Friday, December 5, 2014

Varonis Perspective on the Sony Breach


This is an amazing story. It's all about not paying attention in Security 101. In the following unattributed analysis, Varonis adds detail and insight on this breach. 

FROM VARONIS:

While we have few details on the Sony Pictures attack itself, this very public breach—or pwning in hacker slang--has shown the extent of the actual exposure—it is massive. The always informative Krebs knows, at this point, as much as the rest of us—possible North Korean connection and perhaps the use of destructive erase-all malware. That’s not to say this incident hasn’t revealed significant insights about our collective data security practices: don’t think the Sony incident doesn’t apply to you!

Krebs provides a link to the sprawling Sony directory hierarchy. This should definitively settle any doubt about the scope of this thing.

There are a few points to make. 

Unlike the big-box retailer incidents, this breach is not, for the most part, about personally identifiable information or PII. Certainly, there are employee social security numbers, email addresses, passwords, and health identifiers that are now out there for the world to see. But the Sony breach does not involve millions of consumer records and the subsequent issuing of new credit card numbers along with subscriptions to credit monitoring services.
This incident, though, is centered on sensitive data, perhaps even valuable IP, which was found in the 25 gigabytes of file data scooped up by the hackers. The leaked information should look all too familiar to any worker in a larger organization: readable files and emails, or, as we like to refer to it, unstructured, human-generated data.  So we’re talking employee salaries, financial data, internal presentations, company information under NDA, legal memos, the CEO’s private notes, and on and on. 

We should add that plain-text user passwords were found in files named, um, passwords.
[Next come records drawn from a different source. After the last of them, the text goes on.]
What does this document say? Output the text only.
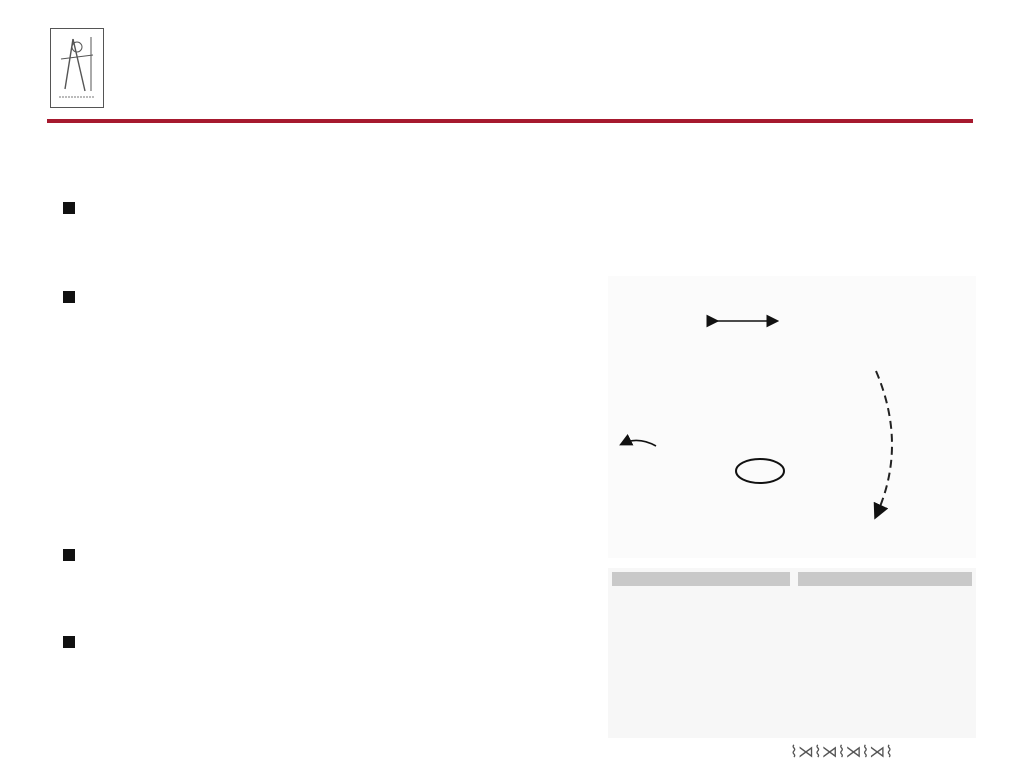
⌇⋊⌇⋊⌇⋊⌇⋊⌇
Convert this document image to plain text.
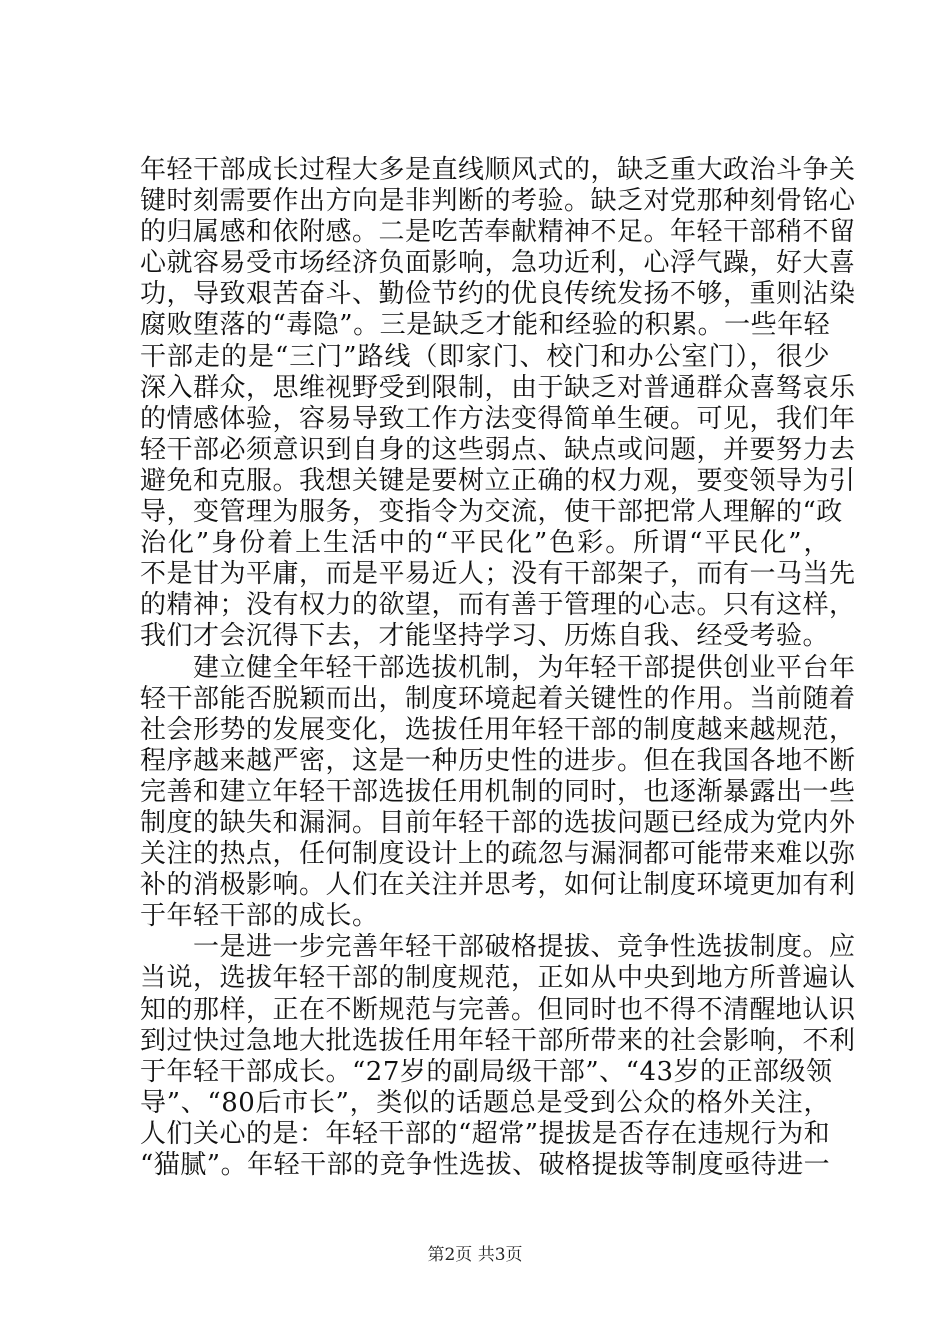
年轻干部成长过程大多是直线顺风式的，缺乏重大政治斗争关
键时刻需要作出方向是非判断的考验。缺乏对党那种刻骨铭心
的归属感和依附感。二是吃苦奉献精神不足。年轻干部稍不留
心就容易受市场经济负面影响，急功近利，心浮气躁，好大喜
功，导致艰苦奋斗、勤俭节约的优良传统发扬不够，重则沾染
腐败堕落的“毒隐”。三是缺乏才能和经验的积累。一些年轻
干部走的是“三门”路线（即家门、校门和办公室门），很少
深入群众，思维视野受到限制，由于缺乏对普通群众喜驽哀乐
的情感体验，容易导致工作方法变得简单生硬。可见，我们年
轻干部必须意识到自身的这些弱点、缺点或问题，并要努力去
避免和克服。我想关键是要树立正确的权力观，要变领导为引
导，变管理为服务，变指令为交流，使干部把常人理解的“政
治化”身份着上生活中的“平民化”色彩。所谓“平民化”，
不是甘为平庸，而是平易近人；没有干部架子，而有一马当先
的精神；没有权力的欲望，而有善于管理的心志。只有这样，
我们才会沉得下去，才能坚持学习、历炼自我、经受考验。
　　建立健全年轻干部选拔机制，为年轻干部提供创业平台年
轻干部能否脱颖而出，制度环境起着关键性的作用。当前随着
社会形势的发展变化，选拔任用年轻干部的制度越来越规范，
程序越来越严密，这是一种历史性的进步。但在我国各地不断
完善和建立年轻干部选拔任用机制的同时，也逐渐暴露出一些
制度的缺失和漏洞。目前年轻干部的选拔问题已经成为党内外
关注的热点，任何制度设计上的疏忽与漏洞都可能带来难以弥
补的消极影响。人们在关注并思考，如何让制度环境更加有利
于年轻干部的成长。
　　一是进一步完善年轻干部破格提拔、竞争性选拔制度。应
当说，选拔年轻干部的制度规范，正如从中央到地方所普遍认
知的那样，正在不断规范与完善。但同时也不得不清醒地认识
到过快过急地大批选拔任用年轻干部所带来的社会影响，不利
于年轻干部成长。“27岁的副局级干部”、“43岁的正部级领
导”、“80后市长”，类似的话题总是受到公众的格外关注，
人们关心的是：年轻干部的“超常”提拔是否存在违规行为和
“猫腻”。年轻干部的竞争性选拔、破格提拔等制度亟待进一
第2页 共3页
They certainly violated the "prime directive" on credentials.

From a broader perspective, we expect this is just one very public instance of a problem that can be found in enterprises globally. The amount of human-readable formation is growing exponentially. These documents live in file shares, intranets and in email as attachments, where far too many people have far more access than they really need, and usage is rarely monitored or analyzed for abuse.

No one should be casting any stones: we have all been or are Sony.

As we’ve seen in other breaches, the compromise of one employee email account can expose troves of sensitive data.  It’s likely the hacker harvested credentials —not necessarily of privileged admins or power users-- through PtH and other techniques. With their group memberships and access rights, combined with a loosely permissioned file system, they had a panoramic view of the Sony data landscape.

How did the situation get to be so dire?  Consider these two very common business-as-usual scenarios:

Scenario 1: A folder, containing sensitive data, becomes accessible to large group of people
A folder on your network share is used by your HR department—it might even be someone’s "home drive." At some point, someone makes the folder accessible to a broad group of people (this happens a lot), and it’s forgotten. Usage information about this folder (who is opening, creating, deleting, changing, moving files) isn’t tracked or analyzed (this is the norm).

Over time, sensitive files—say salaries, financial data, etc.—accumulate in these publicly sharable folders. No one really thinks about it, but everyone knows that a certain presentation or spreadsheet is just there so there's no need to formally request the data from the relevant owner. It's a data exposure incident waiting to happen, requiring a hacker to gain access to an average users' credentials—a simple phish mail often will do.

Scenario 2: Company emails become web browser enabled and gets hacked
You’ve enabled web browser access to your email system (try mail.yourcompany.com or owa.yourcompan.com if you're wondering), so anyone can log into their email from anywhere with only their password. Usage information about your email system is not tracked or analyzed (you can’t see who is sending or reading email or reading and marking them as unread, etc. – this is also the norm). The hacker gains the password of the email account—maybe by just guessing it.  Now the attacker can log in and read all the executive’s email (including the attachments) without leaving his home – and no one will know. Again, very valuable information—merger talks, new customers—in readable formats.

Another Teachable Moment
As Sony’s hackers gained access to more than just passwords, but movie budgets, salaries, social security numbers, health care information and so much more, the Sony breach provides us with yet another teachable moment. It reminded us all the importance of proper access controls, identification of sensitive data – who has access, who is using it, where it’s overexposed to the everyone group and who it belongs to, as well as implementation of real-time alerts.